Effects of Z-venusol, isolated from Gunnera perpensa L., on IL-6 and cAMP activity in human breast cancer cells in vitro

• Z-venusol inhibited IL-6 activity in MCF-7 cells by 51%.
• Surprisingly, Z-venusol caused 34% elevation of cAMP levels (p ≤ 0.028).
• It is possible Z-venusol causes apoptotic cell death through “cross talk” between cAMP and IL-6.

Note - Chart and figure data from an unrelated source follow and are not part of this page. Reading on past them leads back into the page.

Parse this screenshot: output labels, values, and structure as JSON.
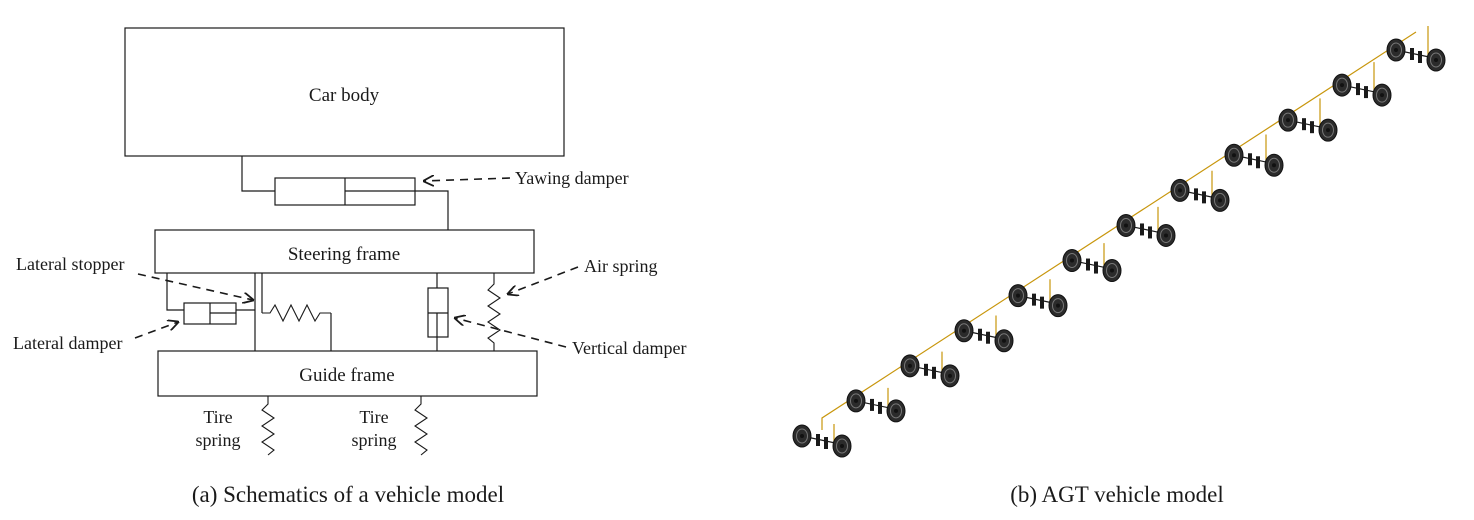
{
  "schematic": {
    "boxes": {
      "car_body": "Car body",
      "steering_frame": "Steering frame",
      "guide_frame": "Guide frame"
    },
    "labels": {
      "yawing_damper": "Yawing damper",
      "lateral_stopper": "Lateral stopper",
      "air_spring": "Air spring",
      "lateral_damper": "Lateral damper",
      "vertical_damper": "Vertical damper",
      "tire_spring_1_line1": "Tire",
      "tire_spring_1_line2": "spring",
      "tire_spring_2_line1": "Tire",
      "tire_spring_2_line2": "spring"
    },
    "caption": "(a) Schematics of a vehicle model"
  },
  "model3d": {
    "caption": "(b) AGT vehicle model",
    "axle_count": 12,
    "colors": {
      "rail": "#c8960c",
      "tire": "#2b2b2b"
    }
  }
}
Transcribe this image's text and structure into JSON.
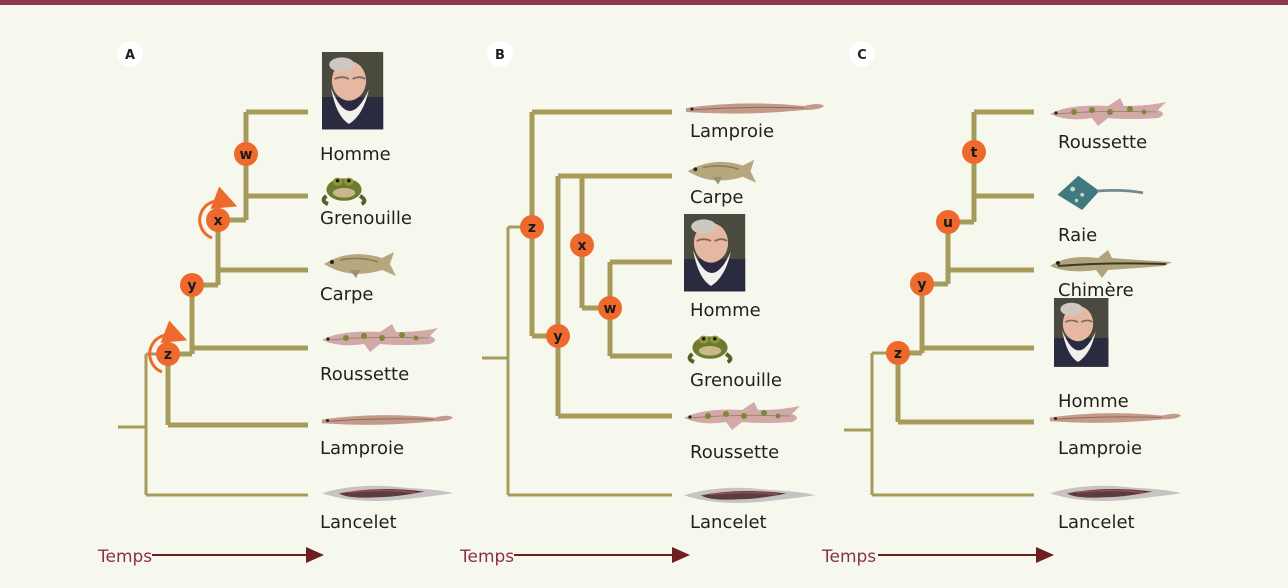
{
  "colors": {
    "top_rule": "#8c3a4a",
    "background": "#f6f8ee",
    "branch": "#a69b5a",
    "node": "#ee6a2c",
    "time_arrow": "#6b1f1f",
    "time_label": "#8a3044"
  },
  "panels": [
    {
      "letter": "A",
      "time_label": "Temps",
      "nodes": [
        "w",
        "x",
        "y",
        "z"
      ],
      "species": [
        "Homme",
        "Grenouille",
        "Carpe",
        "Roussette",
        "Lamproie",
        "Lancelet"
      ],
      "species_icons": [
        "human-portrait-icon",
        "frog-icon",
        "carp-icon",
        "catshark-icon",
        "lamprey-icon",
        "lancelet-icon"
      ],
      "rotation_markers_at": [
        "x",
        "z"
      ]
    },
    {
      "letter": "B",
      "time_label": "Temps",
      "nodes": [
        "z",
        "x",
        "w",
        "y"
      ],
      "species": [
        "Lamproie",
        "Carpe",
        "Homme",
        "Grenouille",
        "Roussette",
        "Lancelet"
      ],
      "species_icons": [
        "lamprey-icon",
        "carp-icon",
        "human-portrait-icon",
        "frog-icon",
        "catshark-icon",
        "lancelet-icon"
      ]
    },
    {
      "letter": "C",
      "time_label": "Temps",
      "nodes": [
        "t",
        "u",
        "y",
        "z"
      ],
      "species": [
        "Roussette",
        "Raie",
        "Chimère",
        "Homme",
        "Lamproie",
        "Lancelet"
      ],
      "species_icons": [
        "catshark-icon",
        "ray-icon",
        "chimaera-icon",
        "human-portrait-icon",
        "lamprey-icon",
        "lancelet-icon"
      ]
    }
  ]
}
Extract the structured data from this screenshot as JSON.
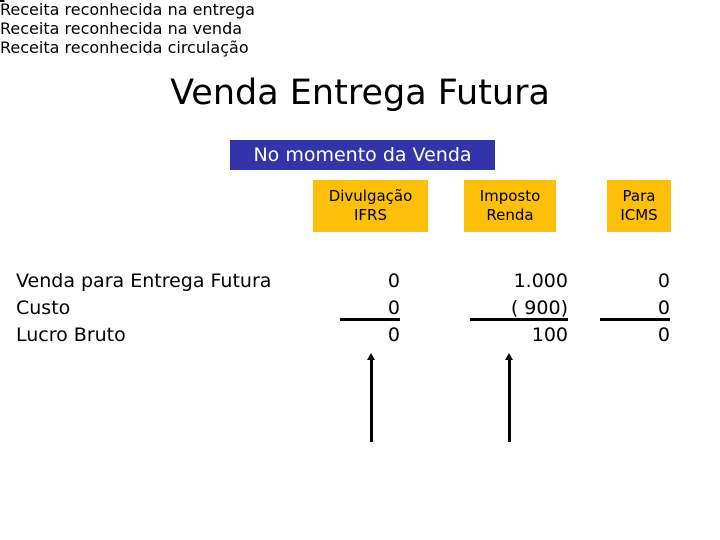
{
  "slide": {
    "title": "Venda Entrega Futura",
    "banner": "No momento da Venda"
  },
  "columns": [
    {
      "key": "ifrs",
      "head_line1": "Divulgação",
      "head_line2": "IFRS"
    },
    {
      "key": "ir",
      "head_line1": "Imposto",
      "head_line2": "Renda"
    },
    {
      "key": "icms",
      "head_line1": "Para",
      "head_line2": "ICMS"
    }
  ],
  "rows": [
    {
      "label": "Venda para Entrega Futura",
      "ifrs": "0",
      "ir": "1.000",
      "icms": "0"
    },
    {
      "label": "Custo",
      "ifrs": "0",
      "ir": "( 900)",
      "icms": "0"
    },
    {
      "label": "Lucro Bruto",
      "ifrs": "0",
      "ir": "100",
      "icms": "0"
    }
  ],
  "notes": [
    {
      "key": "ifrs",
      "line1": "Receita",
      "line2": "reconhecida",
      "line3": "na entrega"
    },
    {
      "key": "ir",
      "line1": "Receita",
      "line2": "reconhecida",
      "line3": "na venda"
    },
    {
      "key": "icms",
      "line1": "Receita",
      "line2": "reconhecida",
      "line3": "circulação"
    }
  ],
  "colors": {
    "banner_bg": "#3333aa",
    "header_bg": "#fcbf0a",
    "note_bg": "#12a84e",
    "text": "#000000",
    "inverse_text": "#ffffff"
  }
}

Medicinal plants continue to play an important role in the management of many diseases, including cancer. While numerous scientific studies have reported on the effects of crude extracts, very few have isolated and investigated pure-compounds from indigenous South African plants. Isolation and studying of pure compounds extends the exploration of traditional medicines in that, once the chemical structure of the active compounds is known, changes can be made to synthesise derivatives with enhanced effectiveness and/or fewer adverse effects. This study, reports on the effects of Z-venusol, a phenylpropanoid glycoside which was isolated from an indigenous South African plant, Gunnera perpensa L., on interleukin-6 (IL-6) and on cyclic adenosine monophosphate (cAMP) activity in the breast cancer cells in vitro.Various concentrations of pure Z-venusol, previously isolated from the roots of G. perpensa L., were incubated for 48 h with human breast cancer cells (MCF-7s). Conventional IL-6 and cAMP activity assays were used as per manufacturers' protocols. Drugs used as positive controls included pitovastatin (which was expected to inhibit IL-6 activity) and epinephrine and propranolol, which were expected to increase and decrease cAMP levels respectively.The highest concentration (150 μg/mL) of Z-venusol used resulted in 51% inhibition of IL-6 activity in MCF-7s (p < 0.01). None of the Z-venusol concentrations, either alone or in combination with epinephrine, an agonist at adrenergic receptors, showed any statistically significant effect on cAMP levels. Surprisingly, there was a 34% elevation of cAMP levels (p ≤ 0.028) in cells which were exposed to a combination of 150 μg/mL Z-venusol and propranolol 10 μM. We hypothesise that low β-adrenergic receptor signalling in MCF-7 cells, as reported in the literature, may explain our peculiar findings.The previously reported apoptotic cell death, caused by Z-venusol, may be related to inhibition of IL-6. A possible role for cAMP is less clear although there may be “cross talk” between it and IL-6. More investigations are needed to confirm our findings and establish which other mediators may also be involved.